I’ll use two more issues to briefly highlight the same tendency throughout the site:

St Patrick is imagined to be a Sabbath keeper (no evidence is provided, apart from a highly imaginative and speculative PDF file.)  The two writings we have of his, the Confession of St Patrick and his Letter to Coroticus, say nothing about the Sabbath.

Nothing Adventist or Sabbatarian about those letters – in fact they are quite Catholic.  Do you know of Adventist bishops?  Adventists who do penance?  Adventists monks and nuns?  He certainly didn’t believe in unconsciousness after death, awaiting the resurrection of the body.

The one minor thing Adventists can use to pretend he wasn’t Catholic was the fact that his father was a deacon, and his grandfather was a priest.  Their claim based on this?

“The absence of celibacy in the Celtic Church gives added proof to the fact that the believers had no connection with the church at Rome.” – Sabbath Truth (sic)

This is absurd.  Catholicism, and really only fully so in the West, practices celibacy as a discipline, not a doctrine of faith.  And what’s more, celibacy only became a rule in the 11th century.

Pope Adrian II was married.  Maybe he was an Adventist pope?  That was 867-872 AD.

Pope Hormisdas (pope from 514-523 AD) was married, and his son became Pope Silverius in 536 AD.  Were they Adventists?  This was long after Patrick in the 300’s AD.

Or is the Sabbath Truth site just misrepresenting the facts in order to push its agenda?

Lastly, a quote from the Constitutions of the Holy Apostles:

“Thou shalt observe the Sabbath, on account of Him who ceased from His work of creation, but ceased not from His work of providence: it is a rest for meditation of the law, not for idleness of the hands.” “The Anti-Nicene Fathers,” Vol 7,p. 413. From “Constitutions of the Holy Apostles,” a document of the 3rd and 4th Centuries. – source on Sabbath Truth (sic) site

What the Adventist teachers won’t easily show you are the following quotes from the same document:

Be not careless of yourselves, neither deprive your Saviour of His own members, neither divide His body nor disperse His members, neither prefer the occasions of this life to the word of God; but assemble yourselves together every day, morning and evening, singing psalms and praying in the Lord’s house: in the morning saying the sixty-second Psalm, and in the evening the hundred and fortieth, but principally on the Sabbath-day.

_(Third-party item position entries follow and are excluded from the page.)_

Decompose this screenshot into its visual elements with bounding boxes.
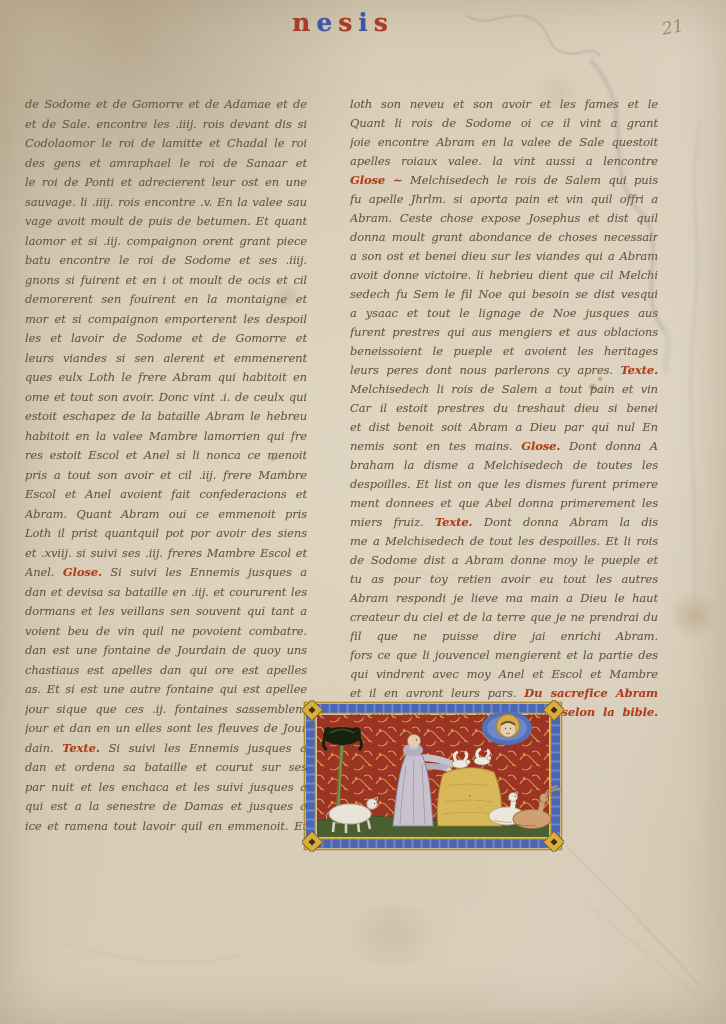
- text-segment: fil que ne puisse dire jai enrichi Abram…: [350, 629, 658, 643]
- text-segment: Loth il prist quantquil pot por avoir de…: [25, 526, 307, 544]
- text-segment: dormans et les veillans sen souvent qui …: [25, 604, 307, 618]
- text-segment: fors ce que li jouvencel mengierent et l…: [350, 648, 658, 665]
- text-segment: furent prestres qui aus mengiers et aus …: [350, 325, 658, 339]
- text-line: despoilles. Et list on que les dismes fu…: [350, 475, 658, 494]
- text-segment: beneissoient le pueple et avoient les he…: [350, 344, 658, 358]
- text-segment: estoit eschapez de la bataille Abram le …: [25, 409, 307, 427]
- text-segment: despoilles. Et list on que les dismes fu…: [350, 477, 658, 491]
- text-segment: leurs viandes si sen alerent et emmenere…: [25, 351, 307, 369]
- text-segment: Quant li rois de Sodome oi ce il vint a …: [350, 116, 658, 130]
- text-line: Escol et Anel avoient fait confederacion…: [25, 485, 307, 505]
- text-line: jour sique que ces .ij. fontaines sassem…: [25, 700, 307, 720]
- text-line: et dist benoit soit Abram a Dieu par qui…: [350, 418, 658, 437]
- text-line: createur du ciel et de la terre que je n…: [350, 608, 658, 627]
- text-segment: Escol et Anel avoient fait confederacion…: [25, 487, 307, 505]
- text-line: ome et tout son avoir. Donc vint .i. de …: [25, 388, 307, 408]
- text-line: apelles roiaux valee. la vint aussi a le…: [350, 152, 658, 171]
- god-head-icon: [482, 711, 532, 745]
- text-segment: les et lavoir de Sodome et de Gomorre et…: [25, 331, 307, 349]
- text-segment: batu encontre le roi de Sodome et ses .i…: [25, 253, 307, 271]
- text-segment: qui vindrent avec moy Anel et Escol et M…: [350, 667, 658, 681]
- text-line: pris a tout son avoir et cil .iij. frere…: [25, 466, 307, 486]
- text-segment: Si suivi les Ennemis jusques a: [100, 741, 307, 755]
- text-segment: Dont donna A: [560, 439, 658, 453]
- text-segment: ques eulx Loth le frere Abram qui habito…: [25, 370, 307, 388]
- text-segment: Abram respondi je lieve ma main a Dieu l…: [350, 591, 658, 605]
- text-segment: braham la disme a Melchisedech de toutes…: [350, 458, 658, 472]
- text-line: Loth il prist quantquil pot por avoir de…: [25, 524, 307, 544]
- text-segment: chastiaus est apelles dan qui ore est ap…: [25, 663, 307, 681]
- text-line: et de Sale. encontre les .iiij. rois dev…: [25, 115, 307, 135]
- text-line: les et lavoir de Sodome et de Gomorre et…: [25, 329, 307, 349]
- parchment-stain: [668, 592, 720, 638]
- text-line: nemis sont en tes mains. Glose. Dont don…: [350, 437, 658, 456]
- text-line: Melchisedech li rois de Salem a tout pai…: [350, 380, 658, 399]
- text-segment: res estoit Escol et Anel si li nonca ce …: [25, 448, 307, 466]
- text-segment: ment donnees et que Abel donna primereme…: [350, 496, 658, 513]
- text-line: le roi de Ponti et adrecierent leur ost …: [25, 173, 307, 193]
- text-line: Quant li rois de Sodome oi ce il vint a …: [350, 114, 658, 133]
- title-letter: s: [338, 8, 358, 37]
- text-line: Abram respondi je lieve ma main a Dieu l…: [350, 589, 658, 608]
- text-column-right: loth son neveu et son avoir et les fames…: [350, 95, 658, 722]
- text-line: fors ce que li jouvencel mengierent et l…: [350, 646, 658, 665]
- text-segment: Abram. Quant Abram oui ce emmenoit pris: [25, 507, 307, 521]
- text-segment: ice et ramena tout lavoir quil en emmeno…: [25, 819, 307, 833]
- header-title: nesis: [268, 8, 418, 38]
- text-segment: par nuit et les enchaca et les suivi jus…: [25, 780, 307, 798]
- text-segment: avoit donne victoire. li hebrieu dient q…: [350, 268, 658, 282]
- text-segment: Melchisedech le rois de Salem qui puis: [403, 173, 658, 187]
- text-segment: sauvage. li .iiij. rois encontre .v. En …: [25, 195, 307, 209]
- text-line: leurs peres dont nous parlerons cy apres…: [350, 361, 658, 380]
- text-segment: demorerent sen fouirent en la montaigne …: [25, 292, 307, 310]
- text-line: Car il estoit prestres du treshaut dieu …: [350, 399, 658, 418]
- text-line: avoit donne victoire. li hebrieu dient q…: [350, 266, 658, 285]
- title-letter: s: [374, 8, 394, 37]
- text-segment: tu as pour toy retien avoir eu tout les …: [350, 572, 658, 589]
- text-line: et .xviij. si suivi ses .iij. freres Mam…: [25, 544, 307, 564]
- rubric: Texte.: [435, 515, 472, 529]
- manuscript-page: nesis 21 de Sodome et de Gomorre et de A…: [0, 0, 726, 1024]
- text-line: fil que ne puisse dire jai enrichi Abram…: [350, 627, 658, 646]
- text-segment: de Sodome dist a Abram donne moy le puep…: [350, 553, 658, 567]
- text-segment: dan et ordena sa bataille et courut sur …: [25, 760, 307, 778]
- text-segment: a son ost et benei dieu sur les viandes …: [350, 249, 658, 263]
- text-segment: fu apelle Jhrlm. si aporta pain et vin q…: [350, 192, 658, 206]
- text-line: dormans et les veillans sen souvent qui …: [25, 602, 307, 622]
- text-line: as. Et si est une autre fontaine qui est…: [25, 680, 307, 700]
- text-line: donna moult grant abondance de choses ne…: [350, 228, 658, 247]
- text-segment: dan et devisa sa bataille en .iij. et co…: [25, 585, 307, 599]
- text-line: a son ost et benei dieu sur les viandes …: [350, 247, 658, 266]
- text-line: loth son neveu et son avoir et les fames…: [350, 95, 658, 114]
- text-segment: loth son neveu et son avoir et les fames…: [350, 97, 658, 114]
- text-segment: Car il estoit prestres du treshaut dieu …: [350, 401, 658, 418]
- text-line: dain. Texte. Si suivi les Ennemis jusque…: [25, 739, 307, 759]
- text-line: jour et dan en un elles sont les fleuves…: [25, 719, 307, 739]
- rubric: Glose.: [521, 439, 560, 453]
- text-line: de Sodome dist a Abram donne moy le puep…: [350, 551, 658, 570]
- text-line: Abram. Ceste chose expose Josephus et di…: [350, 209, 658, 228]
- miniature-illustration: [302, 700, 564, 852]
- text-line: vage avoit moult de puis de betumen. Et …: [25, 212, 307, 232]
- text-segment: mor et si compaignon emporterent les des…: [25, 312, 307, 326]
- text-line: beneissoient le pueple et avoient les he…: [350, 342, 658, 361]
- text-segment: laomor et si .iij. compaignon orent gran…: [25, 234, 307, 252]
- parchment-stain: [338, 905, 448, 965]
- text-line: sedech fu Sem le fil Noe qui besoin se d…: [350, 285, 658, 304]
- text-segment: miers fruiz.: [350, 515, 435, 529]
- text-segment: jour et dan en un elles sont les fleuves…: [25, 721, 307, 735]
- text-segment: et il en avront leurs pars.: [350, 686, 524, 700]
- text-segment: Codolaomor le roi de lamitte et Chadal l…: [25, 136, 307, 150]
- text-line: demorerent sen fouirent en la montaigne …: [25, 290, 307, 310]
- text-segment: de Sodome et de Gomorre et de Adamae et …: [25, 97, 307, 115]
- text-line: a ysaac et tout le lignage de Noe jusque…: [350, 304, 658, 323]
- text-line: laomor et si .iij. compaignon orent gran…: [25, 232, 307, 252]
- text-segment: voient beu de vin quil ne povoient comba…: [25, 624, 307, 638]
- text-line: joie encontre Abram en la valee de Sale …: [350, 133, 658, 152]
- text-segment: le roi de Ponti et adrecierent leur ost …: [25, 175, 307, 193]
- rubric: Texte.: [621, 363, 658, 377]
- text-segment: leurs peres dont nous parlerons cy apres…: [350, 363, 621, 377]
- text-segment: qui est a la senestre de Damas et jusque…: [25, 799, 307, 817]
- text-line: braham la disme a Melchisedech de toutes…: [350, 456, 658, 475]
- text-segment: a ysaac et tout le lignage de Noe jusque…: [350, 306, 658, 320]
- text-segment: Dont donna Abram la dis: [472, 515, 658, 529]
- text-line: Codolaomor le roi de lamitte et Chadal l…: [25, 134, 307, 154]
- text-line: fu apelle Jhrlm. si aporta pain et vin q…: [350, 190, 658, 209]
- text-column-left: de Sodome et de Gomorre et de Adamae et …: [25, 95, 307, 836]
- text-line: dan et ordena sa bataille et courut sur …: [25, 758, 307, 778]
- text-line: furent prestres qui aus mengiers et aus …: [350, 323, 658, 342]
- text-line: par nuit et les enchaca et les suivi jus…: [25, 778, 307, 798]
- text-segment: vage avoit moult de puis de betumen. Et …: [25, 214, 307, 232]
- text-line: Glose ~ Melchisedech le rois de Salem qu…: [350, 171, 658, 190]
- text-line: res estoit Escol et Anel si li nonca ce …: [25, 446, 307, 466]
- text-segment: donna moult grant abondance de choses ne…: [350, 230, 658, 244]
- title-letter: i: [358, 8, 374, 37]
- text-segment: ome et tout son avoir. Donc vint .i. de …: [25, 390, 307, 404]
- text-segment: et dist benoit soit Abram a Dieu par qui…: [350, 420, 658, 434]
- text-line: qui est a la senestre de Damas et jusque…: [25, 797, 307, 817]
- rubric: Texte.: [62, 741, 99, 755]
- text-line: me a Melchisedech de tout les despoilles…: [350, 532, 658, 551]
- text-line: tu as pour toy retien avoir eu tout les …: [350, 570, 658, 589]
- folio-number: 21: [660, 16, 685, 39]
- text-segment: me a Melchisedech de tout les despoilles…: [350, 534, 658, 548]
- text-segment: habitoit en la valee Mambre lamorrien qu…: [25, 429, 307, 443]
- text-line: sauvage. li .iiij. rois encontre .v. En …: [25, 193, 307, 213]
- text-line: dan est une fontaine de Jourdain de quoy…: [25, 641, 307, 661]
- text-line: des gens et amraphael le roi de Sanaar e…: [25, 154, 307, 174]
- text-line: habitoit en la valee Mambre lamorrien qu…: [25, 427, 307, 447]
- text-line: estoit eschapez de la bataille Abram le …: [25, 407, 307, 427]
- text-line: dan et devisa sa bataille en .iij. et co…: [25, 583, 307, 603]
- text-segment: as. Et si est une autre fontaine qui est…: [25, 682, 307, 696]
- text-segment: dan est une fontaine de Jourdain de quoy…: [25, 643, 307, 657]
- text-segment: createur du ciel et de la terre que je n…: [350, 610, 658, 627]
- text-line: qui vindrent avec moy Anel et Escol et M…: [350, 665, 658, 684]
- text-line: ques eulx Loth le frere Abram qui habito…: [25, 368, 307, 388]
- text-line: ice et ramena tout lavoir quil en emmeno…: [25, 817, 307, 837]
- text-segment: dain.: [25, 741, 62, 755]
- text-segment: Si suivi les Ennemis jusques a: [102, 565, 307, 579]
- text-segment: des gens et amraphael le roi de Sanaar e…: [25, 156, 307, 174]
- text-segment: Anel.: [25, 565, 63, 579]
- text-segment: et .xviij. si suivi ses .iij. freres Mam…: [25, 546, 307, 560]
- text-line: miers fruiz. Texte. Dont donna Abram la …: [350, 513, 658, 532]
- text-segment: nemis sont en tes mains.: [350, 439, 521, 453]
- text-line: batu encontre le roi de Sodome et ses .i…: [25, 251, 307, 271]
- text-segment: pris a tout son avoir et cil .iij. frere…: [25, 468, 307, 482]
- text-line: de Sodome et de Gomorre et de Adamae et …: [25, 95, 307, 115]
- text-line: ment donnees et que Abel donna primereme…: [350, 494, 658, 513]
- text-segment: Melchisedech li rois de Salem a tout pai…: [350, 382, 658, 396]
- text-line: voient beu de vin quil ne povoient comba…: [25, 622, 307, 642]
- text-segment: et de Sale. encontre les .iiij. rois dev…: [25, 117, 307, 135]
- text-segment: jour sique que ces .ij. fontaines sassem…: [25, 702, 307, 716]
- title-letter: e: [316, 8, 338, 37]
- rubric: Glose.: [63, 565, 102, 579]
- text-line: chastiaus est apelles dan qui ore est ap…: [25, 661, 307, 681]
- text-line: Abram. Quant Abram oui ce emmenoit pris: [25, 505, 307, 525]
- text-line: Anel. Glose. Si suivi les Ennemis jusque…: [25, 563, 307, 583]
- text-line: mor et si compaignon emporterent les des…: [25, 310, 307, 330]
- text-line: gnons si fuirent et en i ot moult de oci…: [25, 271, 307, 291]
- text-segment: gnons si fuirent et en i ot moult de oci…: [25, 273, 307, 291]
- text-segment: apelles roiaux valee. la vint aussi a le…: [350, 154, 658, 171]
- text-segment: Abram. Ceste chose expose Josephus et di…: [350, 211, 658, 225]
- rubric: Glose ~: [350, 173, 403, 187]
- text-segment: joie encontre Abram en la valee de Sale …: [350, 135, 658, 149]
- text-line: leurs viandes si sen alerent et emmenere…: [25, 349, 307, 369]
- title-letter: n: [292, 8, 316, 37]
- text-segment: sedech fu Sem le fil Noe qui besoin se d…: [350, 287, 658, 301]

And on the day of our Lord’s resurrection, which is the Lord’s day, meet more diligently, sending praise to God that made the universe by Jesus, and sent Him to us, and condescended to let Him suffer, and raised Him from the dead. – book II, section LIX

Do you therefore fast, and ask your petitions of God. We enjoin you to fast every fourth day of the week, and every day of the preparation, and the surplusage of your fast bestow upon the needy; every Sabbath-day excepting one, and every Lord’s day, hold your solemn assemblies, and rejoice: for he will be guilty of sin who fasts on the Lord’s day, being the day of the resurrection, or during the time of Pentecost, or, in general, who is sad on a festival day to the Lord. For on them we ought to rejoice, and not to mourn. – book V, section XX

By taking away context, they hide the truth that these were not Sabbath keepers, but Sunday keepers.

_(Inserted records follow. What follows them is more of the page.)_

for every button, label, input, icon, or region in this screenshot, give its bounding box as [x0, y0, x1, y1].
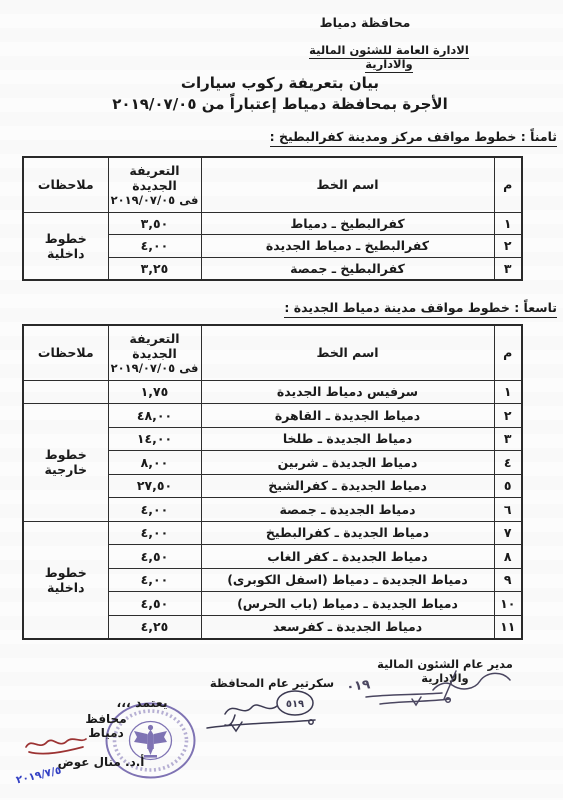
col-header-notes: ملاحظات	[23, 325, 108, 380]
line-name: دمياط الجديدة ـ كفرالشيخ	[201, 474, 494, 498]
notes-group-label: خطوط خارجية	[23, 404, 108, 522]
secretary-stamp-number: ٥١٩	[286, 699, 304, 710]
tariff-value: ٣,٥٠	[108, 212, 201, 235]
col-header-tariff: التعريفة الجديدة فى ٢٠١٩/٠٧/٠٥	[108, 157, 201, 212]
tariff-value: ٤,٠٠	[108, 498, 201, 522]
fare-table-kafr-el-batikh: م اسم الخط التعريفة الجديدة فى ٢٠١٩/٠٧/٠…	[22, 156, 523, 281]
table-header-row: م اسم الخط التعريفة الجديدة فى ٢٠١٩/٠٧/٠…	[23, 157, 522, 212]
col-header-no: م	[494, 157, 522, 212]
table-row: ١ سرفيس دمياط الجديدة ١,٧٥	[23, 380, 522, 404]
tariff-value: ١,٧٥	[108, 380, 201, 404]
row-no: ١٠	[494, 592, 522, 616]
doc-title-line2: الأجرة بمحافظة دمياط إعتباراً من ٢٠١٩/٠٧…	[110, 94, 450, 115]
col-header-tariff: التعريفة الجديدة فى ٢٠١٩/٠٧/٠٥	[108, 325, 201, 380]
director-signature-handwriting: ٢٠١٩	[348, 668, 516, 708]
line-name: دمياط الجديدة ـ طلخا	[201, 427, 494, 451]
row-no: ١١	[494, 615, 522, 639]
line-name: كفرالبطيخ ـ دمياط الجديدة	[201, 235, 494, 258]
tariff-value: ٣,٢٥	[108, 257, 201, 280]
tariff-value: ٨,٠٠	[108, 451, 201, 475]
row-no: ٢	[494, 404, 522, 428]
table-header-row: م اسم الخط التعريفة الجديدة فى ٢٠١٩/٠٧/٠…	[23, 325, 522, 380]
tariff-value: ٤,٢٥	[108, 615, 201, 639]
line-name: سرفيس دمياط الجديدة	[201, 380, 494, 404]
row-no: ٣	[494, 257, 522, 280]
tariff-value: ١٤,٠٠	[108, 427, 201, 451]
table-row: ٢ دمياط الجديدة ـ القاهرة ٤٨,٠٠ خطوط خار…	[23, 404, 522, 428]
fare-table-new-damietta: م اسم الخط التعريفة الجديدة فى ٢٠١٩/٠٧/٠…	[22, 324, 523, 640]
approval-word: يعتمد ،،،	[103, 695, 181, 710]
header-department: الادارة العامة للشئون المالية والادارية	[288, 43, 490, 71]
director-hand-date: ٢٠١٩	[348, 677, 371, 696]
line-name: دمياط الجديدة ـ دمياط (اسفل الكوبرى)	[201, 568, 494, 592]
line-name: دمياط الجديدة ـ جمصة	[201, 498, 494, 522]
tariff-header-line2: فى ٢٠١٩/٠٧/٠٥	[111, 193, 199, 207]
section-9-heading: تاسعاً : خطوط مواقف مدينة دمياط الجديدة …	[284, 300, 557, 315]
notes-empty-cell	[23, 380, 108, 404]
doc-title-line1: بيان بتعريفة ركوب سيارات	[110, 73, 450, 94]
tariff-header-line1: التعريفة الجديدة	[111, 163, 199, 193]
tariff-header-line2: فى ٢٠١٩/٠٧/٠٥	[111, 361, 199, 375]
line-name: دمياط الجديدة ـ كفر الغاب	[201, 545, 494, 569]
header-governorate: محافظة دمياط	[280, 15, 450, 30]
line-name: كفرالبطيخ ـ دمياط	[201, 212, 494, 235]
secretary-signature-handwriting: ٥١٩	[195, 687, 327, 733]
tariff-value: ٤٨,٠٠	[108, 404, 201, 428]
tariff-value: ٤,٥٠	[108, 592, 201, 616]
line-name: دمياط الجديدة ـ شربين	[201, 451, 494, 475]
row-no: ٧	[494, 521, 522, 545]
row-no: ٣	[494, 427, 522, 451]
governor-name: أ.د. منال عوض	[56, 755, 146, 769]
scanned-document-page: محافظة دمياط الادارة العامة للشئون المال…	[0, 0, 563, 800]
line-name: دمياط الجديدة ـ القاهرة	[201, 404, 494, 428]
table-row: ٧ دمياط الجديدة ـ كفرالبطيخ ٤,٠٠ خطوط دا…	[23, 521, 522, 545]
table-row: ١ كفرالبطيخ ـ دمياط ٣,٥٠ خطوط داخلية	[23, 212, 522, 235]
col-header-notes: ملاحظات	[23, 157, 108, 212]
handwritten-date-blue: ٢٠١٩/٧/٥	[1, 764, 62, 789]
row-no: ٦	[494, 498, 522, 522]
line-name: كفرالبطيخ ـ جمصة	[201, 257, 494, 280]
row-no: ٢	[494, 235, 522, 258]
tariff-value: ٤,٠٠	[108, 568, 201, 592]
col-header-no: م	[494, 325, 522, 380]
row-no: ١	[494, 380, 522, 404]
notes-group-label: خطوط داخلية	[23, 212, 108, 280]
tariff-value: ٤,٠٠	[108, 235, 201, 258]
row-no: ٩	[494, 568, 522, 592]
col-header-line-name: اسم الخط	[201, 325, 494, 380]
row-no: ٤	[494, 451, 522, 475]
row-no: ١	[494, 212, 522, 235]
tariff-header-line1: التعريفة الجديدة	[111, 331, 199, 361]
row-no: ٥	[494, 474, 522, 498]
line-name: دمياط الجديدة ـ دمياط (باب الحرس)	[201, 592, 494, 616]
document-title: بيان بتعريفة ركوب سيارات الأجرة بمحافظة …	[110, 73, 450, 115]
tariff-value: ٤,٥٠	[108, 545, 201, 569]
row-no: ٨	[494, 545, 522, 569]
notes-group-label: خطوط داخلية	[23, 521, 108, 639]
tariff-value: ٤,٠٠	[108, 521, 201, 545]
line-name: دمياط الجديدة ـ كفرالبطيخ	[201, 521, 494, 545]
section-8-heading: ثامناً : خطوط مواقف مركز ومدينة كفرالبطي…	[270, 129, 557, 144]
col-header-line-name: اسم الخط	[201, 157, 494, 212]
line-name: دمياط الجديدة ـ كفرسعد	[201, 615, 494, 639]
tariff-value: ٢٧,٥٠	[108, 474, 201, 498]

At best, Adventists can argue that these were Sunday keepers who had retained the Sabbath as a custom.  Today such practices are ignored and such Christians lumped together as Sunday keepers, while such practices seen in the past are, without evidence, assumed to be cases of Jew-like and Adventist-like Saturday legalism.

However, that’s not what the section of the Constitutions that Adventists quote is telling us.  The section they quote is about the 10 commandments, and amongst the 10 commandments is the commandment about keeping the sabbath.  The document is not instructing Christians to keep the sabbath.  It’s citing the 10 commandments.  That’s not honest quoting on the part of Adventists.